The fixed-line operator warns that if the maximum fine were to be imposed — the tribunal hasn’t done so in other cases — then it would plunge the struggling company into the red. It even suggests it could put key services to banks, government departments, the defence force and police service at risk.
This is melodramatic in the extreme, but Telkom’s argument for mitigation of sentence, if it’s found guilty, is not without merit.
The alleged anticompetitive abuses date back a decade or more. They happened at a very different time in Telkom’s history, when it was controlled by a voracious foreign management team, led by America’s SBC (now AT&T) and Telekom Malaysia, both of which were hell bent on extracting their pound of flesh from their 30% investment in the operator. They achieved that, but arguably at great cost to the SA economy.
Telkom argues it was acting within exclusivity rights granted to it by government in return for rolling out infrastructure in underserviced parts of the country. Certainly, Telkom took telephony to rural areas through its DECT wireless network, but people in rural areas either couldn’t afford the services — Telkom hiked local call prices substantially during its five-year state-sanctioned monopoly — or preferred the convenience of mobile telephony, which was booming thanks to the introduction of prepaid services.
Today, Telkom is a shadow of its former self. In a much more competitive market, its profit margins have come under pressure. It’s not inconceivable that the company will enter a period of protracted financial losses while it restructures to cope in a cut-throat market.
What needs to be asked is what benefits imposing a large fine now would have on correcting Telkom’s past excesses and on SA’s economy more broadly. The answer is not a lot. Telkom’s ability to impose monopoly rents on customers has largely gone away. Even where it still enjoys a degree of monopoly control, especially in the local loop into homes, it can’t afford to institute big price increases because consumers will switch to mobile options.
The foreign shareholders that were responsible for pushing the regulatory boundaries of Telkom’s monopoly and for the worst of the company’s excesses have long since sold out.
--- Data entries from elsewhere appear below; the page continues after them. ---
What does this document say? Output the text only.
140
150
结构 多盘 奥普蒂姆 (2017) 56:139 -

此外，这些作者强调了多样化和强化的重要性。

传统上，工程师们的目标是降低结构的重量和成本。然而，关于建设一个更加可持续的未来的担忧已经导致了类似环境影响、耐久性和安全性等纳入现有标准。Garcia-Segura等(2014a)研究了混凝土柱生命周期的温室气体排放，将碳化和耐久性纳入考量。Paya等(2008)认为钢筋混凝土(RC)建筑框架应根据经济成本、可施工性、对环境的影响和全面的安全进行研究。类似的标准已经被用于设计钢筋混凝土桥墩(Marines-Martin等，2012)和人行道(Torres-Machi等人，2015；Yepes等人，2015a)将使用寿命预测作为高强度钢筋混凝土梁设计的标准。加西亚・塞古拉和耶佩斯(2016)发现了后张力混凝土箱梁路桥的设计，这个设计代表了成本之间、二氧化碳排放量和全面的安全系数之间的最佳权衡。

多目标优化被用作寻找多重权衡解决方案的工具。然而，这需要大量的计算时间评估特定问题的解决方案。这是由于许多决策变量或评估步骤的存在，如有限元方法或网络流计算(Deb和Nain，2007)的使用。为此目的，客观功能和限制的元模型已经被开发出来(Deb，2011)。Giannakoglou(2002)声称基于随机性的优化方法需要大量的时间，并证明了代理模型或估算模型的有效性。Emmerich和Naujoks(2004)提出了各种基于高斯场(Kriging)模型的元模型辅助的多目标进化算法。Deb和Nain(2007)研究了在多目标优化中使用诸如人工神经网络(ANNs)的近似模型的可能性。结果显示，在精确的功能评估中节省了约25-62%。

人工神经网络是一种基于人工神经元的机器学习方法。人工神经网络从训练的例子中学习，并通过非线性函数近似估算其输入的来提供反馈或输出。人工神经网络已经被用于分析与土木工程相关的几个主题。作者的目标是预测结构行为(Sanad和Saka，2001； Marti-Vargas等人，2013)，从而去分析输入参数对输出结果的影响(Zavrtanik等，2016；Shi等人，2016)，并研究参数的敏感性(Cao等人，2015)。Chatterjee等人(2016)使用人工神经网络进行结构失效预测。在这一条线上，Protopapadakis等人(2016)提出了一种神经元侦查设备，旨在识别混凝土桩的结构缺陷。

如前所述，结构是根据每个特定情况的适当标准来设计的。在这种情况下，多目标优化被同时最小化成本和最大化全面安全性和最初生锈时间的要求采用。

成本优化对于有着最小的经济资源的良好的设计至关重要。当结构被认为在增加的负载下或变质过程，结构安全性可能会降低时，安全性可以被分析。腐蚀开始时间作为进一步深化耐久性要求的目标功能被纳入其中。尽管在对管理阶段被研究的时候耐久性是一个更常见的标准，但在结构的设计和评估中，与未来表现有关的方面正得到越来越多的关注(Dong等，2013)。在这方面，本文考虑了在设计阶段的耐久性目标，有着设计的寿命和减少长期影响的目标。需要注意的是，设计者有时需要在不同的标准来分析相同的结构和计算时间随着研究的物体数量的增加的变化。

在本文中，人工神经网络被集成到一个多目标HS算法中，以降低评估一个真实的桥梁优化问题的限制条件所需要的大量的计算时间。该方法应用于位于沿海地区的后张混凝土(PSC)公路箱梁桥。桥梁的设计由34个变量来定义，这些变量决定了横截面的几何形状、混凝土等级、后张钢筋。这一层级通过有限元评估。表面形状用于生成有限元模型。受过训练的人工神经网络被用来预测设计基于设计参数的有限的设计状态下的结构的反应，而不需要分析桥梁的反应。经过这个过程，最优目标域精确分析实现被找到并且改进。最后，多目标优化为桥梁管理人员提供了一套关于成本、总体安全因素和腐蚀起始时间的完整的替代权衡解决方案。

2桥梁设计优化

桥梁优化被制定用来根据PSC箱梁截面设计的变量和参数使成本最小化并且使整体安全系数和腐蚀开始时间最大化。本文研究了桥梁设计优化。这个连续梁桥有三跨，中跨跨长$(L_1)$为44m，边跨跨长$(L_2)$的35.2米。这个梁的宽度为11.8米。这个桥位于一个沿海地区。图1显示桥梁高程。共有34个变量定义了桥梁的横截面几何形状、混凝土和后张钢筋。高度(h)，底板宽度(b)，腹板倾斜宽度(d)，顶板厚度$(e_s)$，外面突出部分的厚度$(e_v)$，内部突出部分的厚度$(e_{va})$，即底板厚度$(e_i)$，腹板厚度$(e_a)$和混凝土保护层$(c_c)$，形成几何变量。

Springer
It’s true Telkom was largely responsible for the long delays in the commission’s case reaching the tribunal — it challenged the tribunal’s jurisdiction in the supreme court of appeal (and lost) — but the company has a point when it argues that if penalties are imposed these should be “nominal or symbolic in nature”.
Telkom’s rivals would no doubt love to see the company forced to cough up billions for its past business practices. But it’s far from clear what such a remedy would achieve.